Recommendation 2: Define Automation Goals as We Expand AI-Powered Experiences
One of our next steps should be defining what automation should accomplish for Rocket Pro users. By anchoring AI efforts to brokers’ real pain points, teams can explore building differentiated, task-focused AI experiences.
These capabilities could be surfaced through tools like Pro Navigate or Assist, using chat as an entry point rather than the end experience. Since LLMs are already the most familiar AI tool for many brokers, it's a strong starting point. However, by leveraging the extensive data we already have on broker workflows and pain points, we can move beyond what users know to ask for and deliver solutions that meaningfully reduce effort without battling with users' preconceived notions of an application. There is a lot of potential for a chat interface to better connect Rockets' products and knowledge bases, but its how we can build on top of it that will make a major difference.
Recommendation 3: Evaluate Unifying Rocket Pro’s Chat Experiences
While Rocket Pro Navigate and Rocket Pro Assist serve different purposes, user feedback on what to add to Navigate closely mirrored what we had previously heard for Assist. Because the two experiences are nearly identical in both interface and content, we identified a risk that users would struggle to understand when to use each tool.
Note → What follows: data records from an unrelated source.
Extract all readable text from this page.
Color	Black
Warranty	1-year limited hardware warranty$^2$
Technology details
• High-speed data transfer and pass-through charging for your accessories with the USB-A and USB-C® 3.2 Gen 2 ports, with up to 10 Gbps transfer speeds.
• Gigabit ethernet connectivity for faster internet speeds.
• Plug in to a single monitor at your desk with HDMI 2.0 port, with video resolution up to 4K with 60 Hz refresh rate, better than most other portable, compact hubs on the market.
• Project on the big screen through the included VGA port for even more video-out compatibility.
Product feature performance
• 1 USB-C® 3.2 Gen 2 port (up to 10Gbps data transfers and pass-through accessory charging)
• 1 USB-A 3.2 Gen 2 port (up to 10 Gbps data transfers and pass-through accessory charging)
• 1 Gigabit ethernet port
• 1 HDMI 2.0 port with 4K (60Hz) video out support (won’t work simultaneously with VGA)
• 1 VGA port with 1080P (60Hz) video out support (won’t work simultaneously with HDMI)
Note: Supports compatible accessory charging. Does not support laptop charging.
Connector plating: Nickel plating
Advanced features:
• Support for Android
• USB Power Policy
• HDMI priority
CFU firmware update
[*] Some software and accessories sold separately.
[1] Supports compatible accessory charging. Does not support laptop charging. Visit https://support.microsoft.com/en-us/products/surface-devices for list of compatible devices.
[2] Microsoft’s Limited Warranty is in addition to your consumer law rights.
This was largely because we, as a team, struggled to consistently define the difference. With the user experiences being so similar, we worried users would carry negative perceptions from one product into the other. This raised the question of whether unifying chat experiences across the Rocket Pro ecosystem could reduce confusion.
Outcomes
Rocket Pro Navigate was officially released on October 1st, 2025
I was ecstatic to see that the 2 applications I recommended adding to the product were included in the iterations made after the end of my internship.
Further, I had several discussions with Rocket Pro product managers about the conversational AI experience for brokers as a whole. While my recommendations largely encompassed the topics of these discussions, I am proud about how they factored into the product outcomes. In particular, we discussed:
If brokers have a bad experience with Rocket Pro Navigate or Rocket Assist, are we confident that they won't carry their bad experience or opinion from one product to another?
Do we believe that the difference between the products would be more clear for them than it is for us?
Knowing about brokers' AI usage and AI perceptions, what can we do to clearly differentiate our conversational AI products from those they find on other websites or LLMs like ChatGPT?
This prompted a shift in strategy that has not been made public and I cannot share due to an NDA, but it helped re-contextualize how we saw these products as a part of the broker user experience.